Citing Madam L’s case an example, the experts said that when her information was shared online, it showed the “ethics of data sharing are blurred in the context of personal social media”.

“Consent was not obtained as she [Madam L] was unaware that photos were being taken and the conversation would be shared publicly. While Mr Koh probably had good intentions in publicising her story, it is difficult to control the consequences of spreading such sensitive personal information online,” the experts wrote.

Authorities releasing personal information

Although the duo think that MSF is right to warn public not to share personal details of individuals and families on social media as it “may lead to further distress” for these people, but the Ministry also disclosed more personal information about the elderly cleaner online.

“The ministry’s statement contained further information such as the circumstances of her son’s death, her living arrangements and her wages, ostensibly to counter netizens’ suggestion that not enough support exists for people in Mdm L’s position,” they said.

They added, “It is unclear whether Mdm L’s family consented to such information being disclosed by MSF. However, the potential consequences of such public disclosure lead us to consider data ethics beyond the principle of individual consent.”

In fact, this latest event is just one of the many incidents of the past where public agencies revealed personal information to the public as to defend their policies and processes, the article stated.

One such example happened last year when the Central Provident Fund (CPF) released some of the medical history of a person who highlighted about her inability to access her CPF savings.

The Smart Nation Digital Government Office stated in December 2019 that the “release of personal details [is] necessary to provide the public with correct and relevant facts”, and such disclosure is to “preserve the public trust reposed in them and to ensure that citizens are not misled”.

To this, the article said: “But organisations privy to the personal data of their clients need to also consider the power dynamics among the stakeholders involved.”
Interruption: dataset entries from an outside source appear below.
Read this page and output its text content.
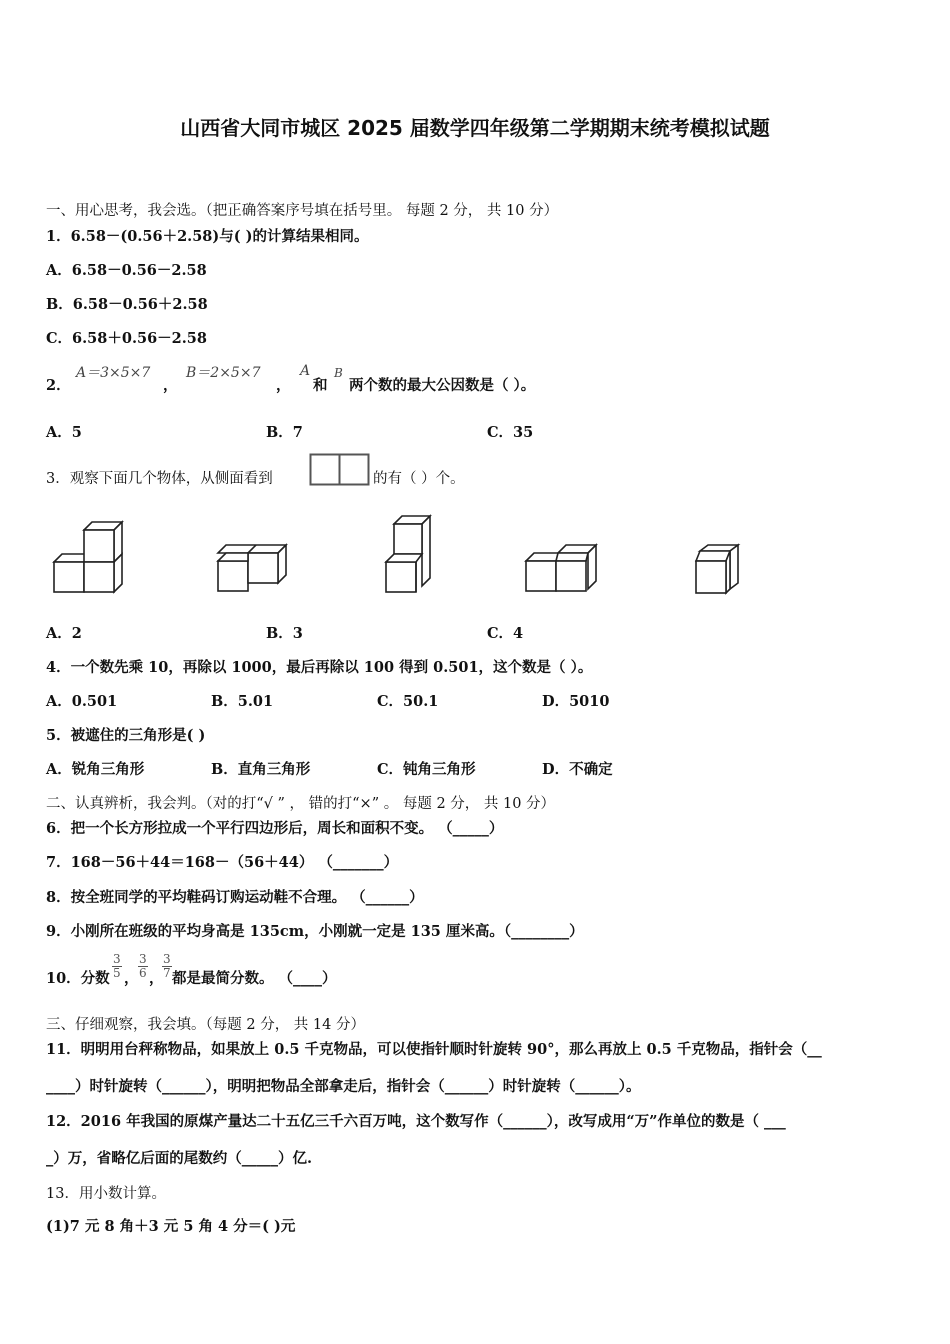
山西省大同市城区 2025 届数学四年级第二学期期末统考模拟试题
一、用心思考，我会选。（把正确答案序号填在括号里。 每题 2 分， 共 10 分）
1．6.58－(0.56＋2.58)与( )的计算结果相同。
A．6.58－0.56－2.58
B．6.58－0.56＋2.58
C．6.58＋0.56－2.58
2．
A＝3×5×7
，
B＝2×5×7
，
A
和
B
两个数的最大公因数是（ ）。
A．5	B．7	C．35
3．观察下面几个物体，从侧面看到	的有（ ）个。
A．2	B．3	C．4
4．一个数先乘 10，再除以 1000，最后再除以 100 得到 0.501，这个数是（ ）。
A．0.501	B．5.01	C．50.1	D．5010
5．被遮住的三角形是( )
A．锐角三角形	B．直角三角形	C．钝角三角形	D．不确定
二、认真辨析，我会判。（对的打“√ ” ， 错的打“×” 。 每题 2 分， 共 10 分）
6．把一个长方形拉成一个平行四边形后，周长和面积不变。 （_____）
7．168－56＋44＝168－（56＋44） （_______）
8．按全班同学的平均鞋码订购运动鞋不合理。 （______）
9．小刚所在班级的平均身高是 135cm，小刚就一定是 135 厘米高。（________）
10．分数 $\frac{3}{5}$ ， $\frac{3}{6}$ ，
$\frac{3}{7}$ 都是最简分数。 （____）
三、仔细观察，我会填。（每题 2 分， 共 14 分）
11．明明用台秤称物品，如果放上 0.5 千克物品，可以使指针顺时针旋转 90°，那么再放上 0.5 千克物品，指针会（__
____）时针旋转（______），明明把物品全部拿走后，指针会（______）时针旋转（______）。
12．2016 年我国的原煤产量达二十五亿三千六百万吨，这个数写作（______），改写成用“万”作单位的数是（ ___
_）万，省略亿后面的尾数约（_____）亿.
13．用小数计算。
(1)7 元 8 角＋3 元 5 角 4 分＝( )元
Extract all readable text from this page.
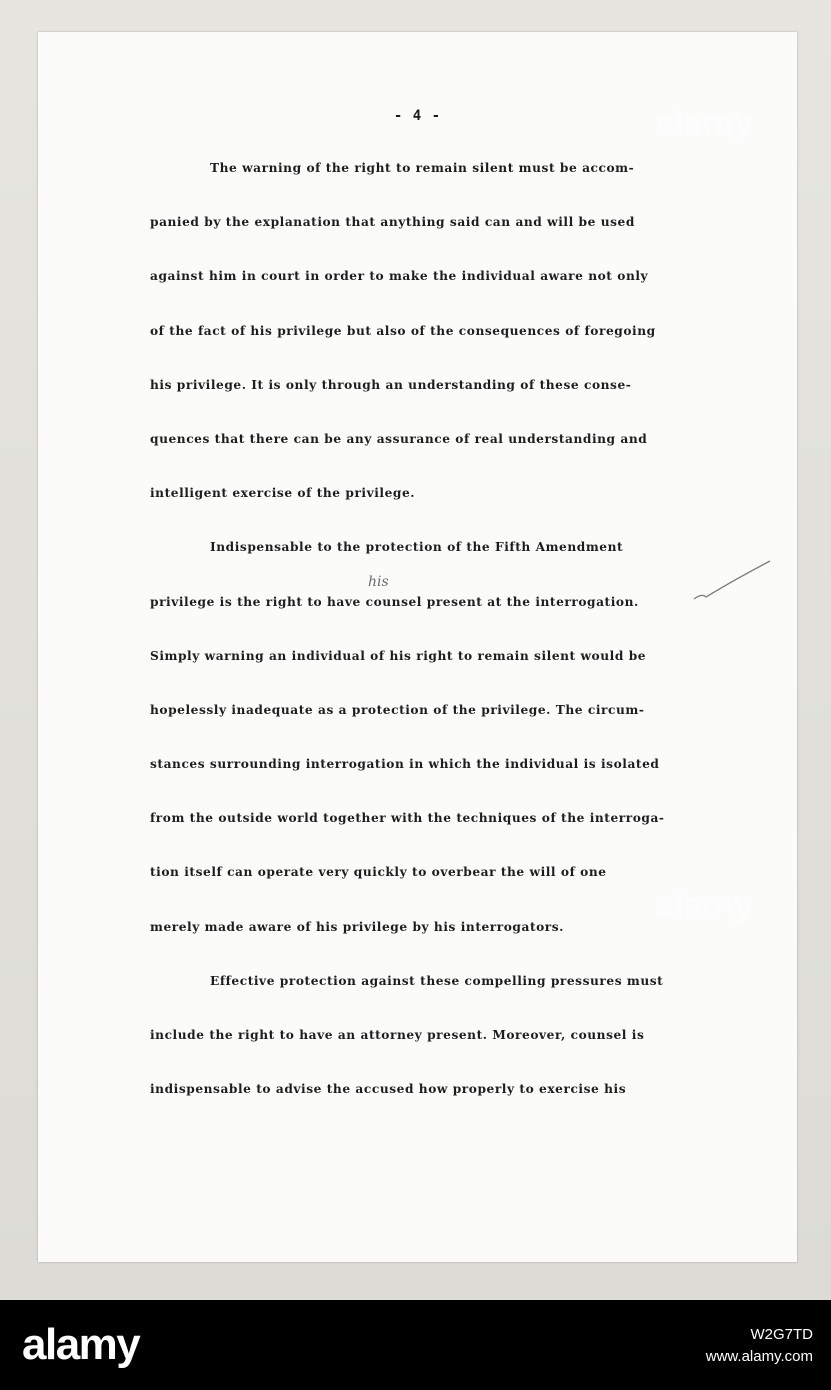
- 4 -
The warning of the right to remain silent must be accom-
panied by the explanation that anything said can and will be used
against him in court in order to make the individual aware not only
of the fact of his privilege but also of the consequences of foregoing
his privilege. It is only through an understanding of these conse-
quences that there can be any assurance of real understanding and
intelligent exercise of the privilege.
Indispensable to the protection of the Fifth Amendment
privilege is the right to have counsel present at the interrogation.
Simply warning an individual of his right to remain silent would be
hopelessly inadequate as a protection of the privilege. The circum-
stances surrounding interrogation in which the individual is isolated
from the outside world together with the techniques of the interroga-
tion itself can operate very quickly to overbear the will of one
merely made aware of his privilege by his interrogators.
Effective protection against these compelling pressures must
include the right to have an attorney present. Moreover, counsel is
indispensable to advise the accused how properly to exercise his
his
alamy
alamy
alamy	W2G7TD
www.alamy.com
It added, “When considering digital vulnerability, data ethics and social welfare are not separate issues.”

The experts also noted that public agencies and social service organisations have a responsibility to care and be accountable to the public and users of their services.

Although the experts opine that it’s important for public agencies to defend their policies and correct falsehoods, but it is “possible and appropriate for these discussions to take place without the disclosure of vulnerable individuals’ information”.

“Trust in the adequacy of public policies is important, but this should also include trust that personal data will be handled in a safe and dignified way.”

As such, the experts stated that it’s crucial to have frameworks like the Public Sector (Governance) Act so that better transparency and accountability can be practiced in the way public agencies handle personal data.

“The ongoing review of public sector data protection rules is an important step that could consider such ethical questions, in addition to the reinforcement of cybersecurity measures,” the article stated.

It concluded, “While regulations are continuously revised to keep up with new ways in which people use technology, ethical discretion is just as important as regulatory safeguards.”